Verhofstadt to resign after major defeat
11 June 2007, BRUSSELS (AP) - Prime Minister Guy Verhofstadt is to tender his government's resignation Monday, one day after general elections in which conservatives - led by Christian Democrats - dealt his Socialist-Liberal coalition a stunning defeat.
11 June 2007
BRUSSELS (AP) - Prime Minister Guy Verhofstadt is to tender his government's resignation Monday, one day after general elections in which conservatives - led by Christian Democrats - dealt his Socialist-Liberal coalition a stunning defeat.
As votes were still counted Sunday, Verhofstadt, 54, conceded defeat, saying he would leave the limelight after eight years as prime minister. "The voters of our country ... have opted for a different majority," he said.
"I gave it my best," said Verhofstadt after three of the four liberal and socialist coalition partners sagged dramatically in the polls. "It has been an honour to lead the country and its people. I take personal responsibility for the results," the Dutch-speaking Liberal said at the end of his eight years in office.
By tradition, Verhofstadt will offer the resignation of his government to King Albert II on Monday, clearing the way for negotiations to start, probably under the leadership of Christian Democrat Yves Leterme.
That majority faces a difficult agenda that is bound to be dominated by steps to grant further autonomy to Flanders, Belgium's Dutch-speaking northern half, and Wallonia, its francophone south.
Since the 1980s, the two regions have been given far-reaching powers of self-rule to end endless linguistic squabbles.
Politicians, especially in economically dominant, free trade-minded Flanders - home to 60 percent of the 10.5 million Belgians - routinely demand more self-rule, notably in economic areas. They complain that the long-dominant socialists in Wallonia are a hidebound lot who resist labour and other reforms that are common elsewhere in Europe.
Guy Leterme - head of the Dutch-speaking Christian Democrats and possibly Belgium's next premier - signalled on Sunday that Belgians want their next government to separate Dutch and French-speakers already more than they are.
That would be a new tack since Verhofstadt's outgoing government focused mostly on restoring Belgium to economic health and growth by slashing debt and annual budget deficits.
In a nation where parties are split into Dutch and French-speaking camps, getting parties from both sides of the political and linguistic divide can take months.
With 90 percent of votes counted throughout Belgium, Leterme's Christian Democrats won 8 seats to control 30 in the 150-seat House of Representatives, or 20 percent.
The Francophone liberals were the only coalition party to hold their own and become the second biggest party in parliament with 23 seats, ahead of the socialists who dropped five to 20, losing their long domination over the Francophone south.
Verhofstadt's Flemish liberals have 18 seats, a loss of 7, while the Flemish Socialists had the worst crash, dropping 9 seats to fall to 14.
The result made a further revision of the constitution a priority again.

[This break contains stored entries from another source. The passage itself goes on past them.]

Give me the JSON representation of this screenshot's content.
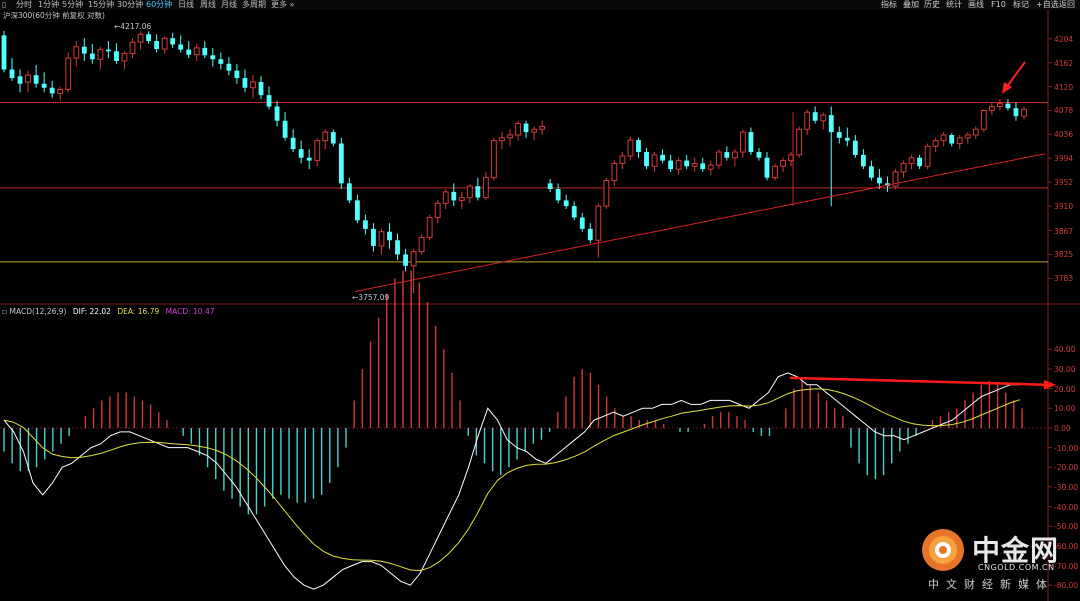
{
  "toolbar": {
    "periods": [
      "分时",
      "1分钟",
      "5分钟",
      "15分钟",
      "30分钟",
      "60分钟",
      "日线",
      "周线",
      "月线",
      "多周期",
      "更多"
    ],
    "active_period": "60分钟",
    "right_items": [
      "指标",
      "叠加",
      "历史",
      "统计",
      "画线",
      "F10",
      "标记",
      "+自选",
      "返回"
    ]
  },
  "header": {
    "instrument": "沪深300(60分钟 前复权 对数)",
    "macd_label": "MACD(12,26,9)",
    "dif_label": "DIF: 22.02",
    "dea_label": "DEA: 16.79",
    "macd_value_label": "MACD: 10.47"
  },
  "annotations": {
    "high": "4217.06",
    "low": "3757.09"
  },
  "colors": {
    "up": "#d23a3a",
    "down": "#54ffff",
    "dif": "#ffffff",
    "dea": "#e0e040",
    "axis": "#d23a3a"
  },
  "chart_data": [
    {
      "type": "candlestick",
      "title": "沪深300(60分钟 前复权 对数)",
      "y_ticks": [
        3783,
        3825,
        3867,
        3910,
        3952,
        3994,
        4036,
        4078,
        4120,
        4162,
        4204
      ],
      "ylim": [
        3745,
        4237
      ],
      "high_label": 4217.06,
      "low_label": 3757.09,
      "ohlc": [
        [
          4210,
          4218,
          4145,
          4150
        ],
        [
          4150,
          4170,
          4130,
          4135
        ],
        [
          4138,
          4150,
          4110,
          4125
        ],
        [
          4128,
          4148,
          4110,
          4140
        ],
        [
          4140,
          4158,
          4118,
          4125
        ],
        [
          4125,
          4145,
          4110,
          4118
        ],
        [
          4118,
          4130,
          4100,
          4108
        ],
        [
          4108,
          4120,
          4095,
          4115
        ],
        [
          4115,
          4180,
          4110,
          4170
        ],
        [
          4170,
          4200,
          4155,
          4190
        ],
        [
          4190,
          4205,
          4165,
          4178
        ],
        [
          4178,
          4195,
          4160,
          4168
        ],
        [
          4168,
          4190,
          4150,
          4185
        ],
        [
          4185,
          4200,
          4170,
          4182
        ],
        [
          4182,
          4196,
          4160,
          4165
        ],
        [
          4165,
          4182,
          4150,
          4178
        ],
        [
          4178,
          4205,
          4170,
          4198
        ],
        [
          4198,
          4217,
          4185,
          4212
        ],
        [
          4212,
          4217,
          4195,
          4200
        ],
        [
          4200,
          4212,
          4180,
          4186
        ],
        [
          4186,
          4208,
          4178,
          4205
        ],
        [
          4205,
          4215,
          4188,
          4194
        ],
        [
          4194,
          4210,
          4180,
          4185
        ],
        [
          4185,
          4200,
          4170,
          4176
        ],
        [
          4176,
          4195,
          4165,
          4188
        ],
        [
          4188,
          4200,
          4170,
          4175
        ],
        [
          4175,
          4188,
          4155,
          4168
        ],
        [
          4168,
          4180,
          4150,
          4160
        ],
        [
          4160,
          4172,
          4140,
          4148
        ],
        [
          4148,
          4160,
          4125,
          4135
        ],
        [
          4135,
          4150,
          4110,
          4118
        ],
        [
          4118,
          4140,
          4100,
          4128
        ],
        [
          4128,
          4138,
          4098,
          4105
        ],
        [
          4105,
          4120,
          4080,
          4085
        ],
        [
          4085,
          4095,
          4050,
          4060
        ],
        [
          4060,
          4075,
          4025,
          4030
        ],
        [
          4030,
          4045,
          4005,
          4010
        ],
        [
          4010,
          4025,
          3985,
          3995
        ],
        [
          3995,
          4010,
          3975,
          3990
        ],
        [
          3990,
          4030,
          3980,
          4025
        ],
        [
          4025,
          4045,
          4010,
          4040
        ],
        [
          4040,
          4045,
          4015,
          4020
        ],
        [
          4020,
          4030,
          3940,
          3950
        ],
        [
          3950,
          3960,
          3915,
          3920
        ],
        [
          3920,
          3930,
          3880,
          3885
        ],
        [
          3885,
          3895,
          3860,
          3870
        ],
        [
          3870,
          3880,
          3830,
          3840
        ],
        [
          3840,
          3870,
          3825,
          3865
        ],
        [
          3865,
          3880,
          3835,
          3850
        ],
        [
          3850,
          3862,
          3815,
          3825
        ],
        [
          3825,
          3835,
          3795,
          3805
        ],
        [
          3805,
          3835,
          3757,
          3830
        ],
        [
          3830,
          3860,
          3825,
          3855
        ],
        [
          3855,
          3895,
          3850,
          3890
        ],
        [
          3890,
          3920,
          3880,
          3915
        ],
        [
          3915,
          3940,
          3905,
          3935
        ],
        [
          3935,
          3950,
          3910,
          3920
        ],
        [
          3920,
          3935,
          3905,
          3925
        ],
        [
          3925,
          3948,
          3915,
          3945
        ],
        [
          3945,
          3960,
          3920,
          3925
        ],
        [
          3925,
          3970,
          3920,
          3960
        ],
        [
          3960,
          4030,
          3955,
          4025
        ],
        [
          4025,
          4040,
          4010,
          4030
        ],
        [
          4030,
          4045,
          4015,
          4035
        ],
        [
          4035,
          4060,
          4025,
          4055
        ],
        [
          4055,
          4060,
          4030,
          4040
        ],
        [
          4040,
          4050,
          4025,
          4045
        ],
        [
          4045,
          4060,
          4035,
          4050
        ],
        [
          3950,
          3958,
          3935,
          3940
        ],
        [
          3940,
          3950,
          3915,
          3920
        ],
        [
          3920,
          3930,
          3905,
          3910
        ],
        [
          3910,
          3918,
          3885,
          3890
        ],
        [
          3890,
          3898,
          3865,
          3870
        ],
        [
          3870,
          3880,
          3845,
          3850
        ],
        [
          3850,
          3915,
          3820,
          3910
        ],
        [
          3910,
          3960,
          3905,
          3955
        ],
        [
          3955,
          3990,
          3945,
          3985
        ],
        [
          3985,
          4005,
          3975,
          3998
        ],
        [
          3998,
          4032,
          3990,
          4026
        ],
        [
          4026,
          4030,
          3995,
          4005
        ],
        [
          4005,
          4012,
          3975,
          3980
        ],
        [
          3980,
          4005,
          3970,
          4000
        ],
        [
          4000,
          4010,
          3985,
          3990
        ],
        [
          3990,
          4000,
          3970,
          3975
        ],
        [
          3975,
          3995,
          3965,
          3990
        ],
        [
          3990,
          4000,
          3975,
          3980
        ],
        [
          3980,
          3995,
          3970,
          3985
        ],
        [
          3985,
          3995,
          3970,
          3975
        ],
        [
          3975,
          3990,
          3965,
          3982
        ],
        [
          3982,
          4010,
          3975,
          4005
        ],
        [
          4005,
          4015,
          3990,
          3995
        ],
        [
          3995,
          4010,
          3980,
          4005
        ],
        [
          4005,
          4045,
          3995,
          4040
        ],
        [
          4040,
          4048,
          4000,
          4005
        ],
        [
          4005,
          4012,
          3990,
          3995
        ],
        [
          3995,
          4005,
          3955,
          3960
        ],
        [
          3960,
          3985,
          3955,
          3980
        ],
        [
          3980,
          3995,
          3970,
          3990
        ],
        [
          3990,
          4005,
          3980,
          4000
        ],
        [
          4000,
          4050,
          3995,
          4045
        ],
        [
          4045,
          4080,
          4035,
          4075
        ],
        [
          4075,
          4085,
          4055,
          4060
        ],
        [
          4060,
          4075,
          4045,
          4070
        ],
        [
          4070,
          4085,
          3910,
          4040
        ],
        [
          4040,
          4050,
          4020,
          4030
        ],
        [
          4030,
          4048,
          4015,
          4025
        ],
        [
          4025,
          4035,
          3995,
          4000
        ],
        [
          4000,
          4010,
          3975,
          3980
        ],
        [
          3980,
          3990,
          3955,
          3960
        ],
        [
          3960,
          3975,
          3940,
          3950
        ],
        [
          3950,
          3962,
          3935,
          3945
        ],
        [
          3945,
          3975,
          3940,
          3970
        ],
        [
          3970,
          3990,
          3960,
          3985
        ],
        [
          3985,
          4000,
          3975,
          3995
        ],
        [
          3995,
          4000,
          3975,
          3980
        ],
        [
          3980,
          4020,
          3975,
          4015
        ],
        [
          4015,
          4030,
          4005,
          4025
        ],
        [
          4025,
          4040,
          4015,
          4035
        ],
        [
          4035,
          4038,
          4015,
          4020
        ],
        [
          4020,
          4035,
          4010,
          4030
        ],
        [
          4030,
          4040,
          4020,
          4035
        ],
        [
          4035,
          4050,
          4028,
          4045
        ],
        [
          4045,
          4080,
          4040,
          4078
        ],
        [
          4078,
          4092,
          4070,
          4085
        ],
        [
          4085,
          4098,
          4078,
          4090
        ],
        [
          4090,
          4098,
          4078,
          4082
        ],
        [
          4082,
          4092,
          4060,
          4068
        ],
        [
          4068,
          4085,
          4062,
          4080
        ]
      ]
    },
    {
      "type": "macd",
      "title": "MACD(12,26,9)",
      "y_ticks": [
        -80,
        -70,
        -60,
        -50,
        -40,
        -30,
        -20,
        -10,
        0,
        10,
        20,
        30,
        40
      ],
      "ylim": [
        -86,
        60
      ],
      "legend": [
        "DIF: 22.02",
        "DEA: 16.79",
        "MACD: 10.47"
      ],
      "hist": [
        -12,
        -18,
        -22,
        -22,
        -20,
        -16,
        -12,
        -8,
        -4,
        0,
        6,
        10,
        14,
        16,
        18,
        18,
        16,
        14,
        12,
        8,
        4,
        0,
        -4,
        -8,
        -14,
        -20,
        -26,
        -32,
        -36,
        -40,
        -44,
        -44,
        -40,
        -36,
        -34,
        -36,
        -38,
        -38,
        -36,
        -34,
        -28,
        -20,
        -10,
        14,
        30,
        44,
        56,
        68,
        76,
        80,
        80,
        74,
        64,
        52,
        40,
        28,
        14,
        -4,
        -14,
        -18,
        -22,
        -24,
        -20,
        -16,
        -12,
        -8,
        -6,
        -2,
        8,
        16,
        26,
        30,
        28,
        22,
        16,
        10,
        6,
        6,
        4,
        4,
        4,
        2,
        0,
        -2,
        -2,
        0,
        2,
        6,
        8,
        8,
        6,
        4,
        -2,
        -4,
        -4,
        0,
        10,
        20,
        24,
        22,
        18,
        14,
        10,
        6,
        -10,
        -18,
        -24,
        -26,
        -24,
        -18,
        -12,
        -8,
        -4,
        0,
        4,
        6,
        8,
        10,
        14,
        18,
        22,
        24,
        22,
        18,
        14,
        10
      ]
    }
  ]
}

Once a unitary kingdom, powers have steadily flowed to the linguistic regions since the 1960s, when a linguistic frontier cutting through the country was approved.
"It is absolutely necessary that in the years ahead we shift" more economic powers to Flanders and Wallonia, said Leterme.
The comment reflects irritation in Flanders that hidebound economic conservatives in Wallonia resist labour and other reforms that are commonplace in Europe.
Independence-minded parties in Flanders also posted gains Sunday, adding to the groundswell.
The far right Vlaams Belang had a small increase in votes, but lost a seat to fall to 17. Jean-Marie Dedecker, an independent newcomer, immediately won 5 seats with his populist appeal.
Green parties scored something of a comeback but remained small factions.
The post of prime minister has been held by a Dutch-speaker for the last 33 years, reflecting Flanders' economic dominance. In Wallonia, politicians have been pushing for a francophone prime minister.
Voting is mandatory for Belgium's 7.7 million voters, with all 150 seats in the House of Representatives and 40 of the 71 Senate seats at stake.
Flemings can only vote for Flemish parties and Walloon voters only for Francophone parties, except for the area in and around the bilingual capital, Brussels, where parties from both languages are on the list.
Leterme has said he wants changes to the constitution to give Flanders more autonomy to run its employment and economic affairs and be stifled by the less prosperous and traditionally socialist south.
Any changes to the constitution would require a two-thirds majority in both the Flemish and the Francophone parts of the country.
The vote capped a campaign that centred largely on personalities rather than issues.
Verhofstadt predicted during the campaign that voting his Liberals out of office would lead to a return to outdated state intervention of the economy and higher taxes.